Human brains, just like computers, process information. Yet there are profound differences between the two. “We lose brain cells all the time, yet our memory or processing doesn't disappear all at once,” says Mriganka Sur, Professor of Neuroscience at Massachusetts Institute of Technology (MIT), Boston, USA. What’s more, brains don’t need to be programmed and consume as little power as a dim light bulb.

Can we design better computers using a deeper understanding of how the brain works? That’s the question Kris Gopalakrishnan, co-founder of Indian software giant Infosys, wants to explore with a new endowment.

Left to right: Anand Raghunathan, Mriganka Sur and Partha Mitra. Credit: Nithyanand Rao

Gopalakrishnan, an Indian Institute of Technology-Madras (IIT-M) alumnus, is funding three endowment chairs of ₹ 10 crores each in his alma mater to help investigate this question. Apart from Sur, two other leading scientists — Partha Mitra, a neuroscientist and professor of biomathematics at Cold Spring Harbor Laboratory in New York, and Anand Raghunathan, a professor of electrical and computer engineering at Purdue University — are occupants of the chairs in IIT-M’s Centre for Computational Brain Research. The trio were in Chennai in late July 2015 to chart a course of action for the Centre.

For half-a-century, progress in the computing industry has been in accordance with Moore’s law, as computing power roughly doubles every two years with more transistors packed onto tinier chips. Also, increasingly powerful — and power-hungry — computers are needed to process the massive amounts of data being generated. For instance, Mitra’s lab at Cold Spring is engaged in mapping mouse brain circuits, where a single brain generates about a terabyte, or a thousand gigabytes, of data.

But our brains process big data all the time — information that’s streaming in through our sensory organs is transformed into a coherent picture of the world. For example, the brain takes the input from the eyes and, among other things, processes colour and shape separately. This makes it a natural parallel processor too. Researchers at the centre will work to reveal some of these principles behind how the brain works differently from computers – how different kinds of neurons code information, how they integrate input from sensory organs and transform it to decisions and actions.

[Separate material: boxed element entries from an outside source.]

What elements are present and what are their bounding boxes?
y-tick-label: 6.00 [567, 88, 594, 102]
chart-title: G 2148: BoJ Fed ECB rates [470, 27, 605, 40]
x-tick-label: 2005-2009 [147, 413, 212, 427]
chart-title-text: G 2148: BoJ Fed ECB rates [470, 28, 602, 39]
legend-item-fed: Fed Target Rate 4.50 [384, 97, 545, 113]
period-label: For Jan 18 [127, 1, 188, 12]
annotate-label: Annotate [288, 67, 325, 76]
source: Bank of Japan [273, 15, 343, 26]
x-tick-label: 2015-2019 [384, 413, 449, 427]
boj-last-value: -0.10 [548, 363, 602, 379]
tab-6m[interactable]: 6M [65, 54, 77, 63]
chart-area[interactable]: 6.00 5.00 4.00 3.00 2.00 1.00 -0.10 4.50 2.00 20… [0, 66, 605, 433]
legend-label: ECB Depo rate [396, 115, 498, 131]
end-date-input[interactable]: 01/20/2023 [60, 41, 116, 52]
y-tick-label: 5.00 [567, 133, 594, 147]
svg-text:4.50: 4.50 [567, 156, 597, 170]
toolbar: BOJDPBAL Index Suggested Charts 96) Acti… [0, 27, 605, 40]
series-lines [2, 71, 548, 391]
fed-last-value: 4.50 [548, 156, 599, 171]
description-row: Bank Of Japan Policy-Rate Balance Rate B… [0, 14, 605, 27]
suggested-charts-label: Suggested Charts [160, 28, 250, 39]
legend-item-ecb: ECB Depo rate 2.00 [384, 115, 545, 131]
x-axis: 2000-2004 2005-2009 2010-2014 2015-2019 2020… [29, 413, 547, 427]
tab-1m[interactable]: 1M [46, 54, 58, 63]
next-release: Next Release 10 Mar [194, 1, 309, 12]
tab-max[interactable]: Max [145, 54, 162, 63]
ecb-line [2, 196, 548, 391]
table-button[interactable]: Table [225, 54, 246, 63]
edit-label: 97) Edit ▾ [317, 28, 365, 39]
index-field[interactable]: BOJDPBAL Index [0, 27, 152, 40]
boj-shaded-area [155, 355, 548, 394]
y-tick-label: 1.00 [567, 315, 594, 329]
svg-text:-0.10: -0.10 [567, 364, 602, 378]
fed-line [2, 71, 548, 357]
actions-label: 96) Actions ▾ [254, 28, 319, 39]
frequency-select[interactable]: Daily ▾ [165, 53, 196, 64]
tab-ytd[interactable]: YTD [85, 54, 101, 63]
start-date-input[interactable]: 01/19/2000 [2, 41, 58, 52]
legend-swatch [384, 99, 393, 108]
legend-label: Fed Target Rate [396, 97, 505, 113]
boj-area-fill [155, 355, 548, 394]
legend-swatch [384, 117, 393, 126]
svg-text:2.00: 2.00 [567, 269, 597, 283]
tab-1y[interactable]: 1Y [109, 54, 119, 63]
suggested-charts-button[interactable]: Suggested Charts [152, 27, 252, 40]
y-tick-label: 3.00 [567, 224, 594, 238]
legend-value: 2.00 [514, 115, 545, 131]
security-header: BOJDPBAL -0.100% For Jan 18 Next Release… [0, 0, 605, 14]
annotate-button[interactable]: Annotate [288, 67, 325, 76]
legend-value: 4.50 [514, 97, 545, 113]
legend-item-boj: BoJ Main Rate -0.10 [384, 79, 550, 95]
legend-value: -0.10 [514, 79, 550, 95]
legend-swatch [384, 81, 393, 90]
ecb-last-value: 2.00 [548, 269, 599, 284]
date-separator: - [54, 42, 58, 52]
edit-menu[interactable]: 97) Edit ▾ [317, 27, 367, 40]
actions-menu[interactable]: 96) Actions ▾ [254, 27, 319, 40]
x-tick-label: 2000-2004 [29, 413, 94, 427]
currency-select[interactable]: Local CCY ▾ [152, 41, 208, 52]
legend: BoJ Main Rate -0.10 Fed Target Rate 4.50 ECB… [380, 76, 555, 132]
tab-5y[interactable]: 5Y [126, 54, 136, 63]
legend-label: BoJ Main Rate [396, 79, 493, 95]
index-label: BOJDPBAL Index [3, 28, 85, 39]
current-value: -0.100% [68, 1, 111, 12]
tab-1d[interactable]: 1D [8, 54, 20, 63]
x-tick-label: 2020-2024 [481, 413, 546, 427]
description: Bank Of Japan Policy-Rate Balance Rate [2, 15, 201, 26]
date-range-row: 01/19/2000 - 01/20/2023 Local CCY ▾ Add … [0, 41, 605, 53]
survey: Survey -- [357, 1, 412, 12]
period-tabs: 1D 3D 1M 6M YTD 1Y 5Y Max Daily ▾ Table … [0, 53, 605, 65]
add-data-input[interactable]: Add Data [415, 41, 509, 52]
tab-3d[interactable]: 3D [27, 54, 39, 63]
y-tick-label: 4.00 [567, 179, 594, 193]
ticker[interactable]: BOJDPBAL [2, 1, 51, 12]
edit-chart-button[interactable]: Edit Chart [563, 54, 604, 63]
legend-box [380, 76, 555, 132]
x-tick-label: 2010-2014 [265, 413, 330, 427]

The aim will be to then implement these principles in computers. This could be at the device level by building hardware that emulates neurons. Transistors in today’s computer chips are digital – they have two states, on or off – unlike neurons which can carry electrical signals that vary continuously. Or, says Raghunathan, “You can take today's circuits and architectures but then bring in brain-inspired ideas to write software that run on today's computers more efficiently, perhaps more robustly.”

That’s the field of neuromorphic computing, where physicists, electrical engineers, computer scientists and biologists are involved. The three scientists will collaborate with existing IIT-M faculty members and their graduate students and will also oversee the recruitment of new faculty. “Neuroscience is going through this big data phase now and that’s an opportunity for Indian scientists to engage,” says Mitra. The computing infrastructure required will be provided by a Centre for Data Science, separately funded.

There are other big-money neuroscience efforts worldwide, such as the BRAIN initiative in the U.S., in which both Sur and Mitra are involved. But the focus at IIT-M will be different. “It is to leverage the results coming out from their efforts, and other efforts, to really focus on this feedback between computing and neuroscience,” says Raghunathan.

That feedback has other manifestations. “The questions of neuroscience are actually questions of engineering,” says Sur, adding that it makes sense for the IITs to invest in neuroscience. Being a product of millions of years of evolution, the brain has perhaps evolved along certain design principles. “It might be that the same principles are important both for engineering and for brains,” says Mitra.

There are particular challenges in India, however. Researchers in the physical sciences and engineering here rarely work with their counterparts in the life sciences. “It's a deep sociological, cultural, intellectual gap that exists. There's a lot to be done,” says Sur. “One centre for computational brain research won't do it all, but it's a start.”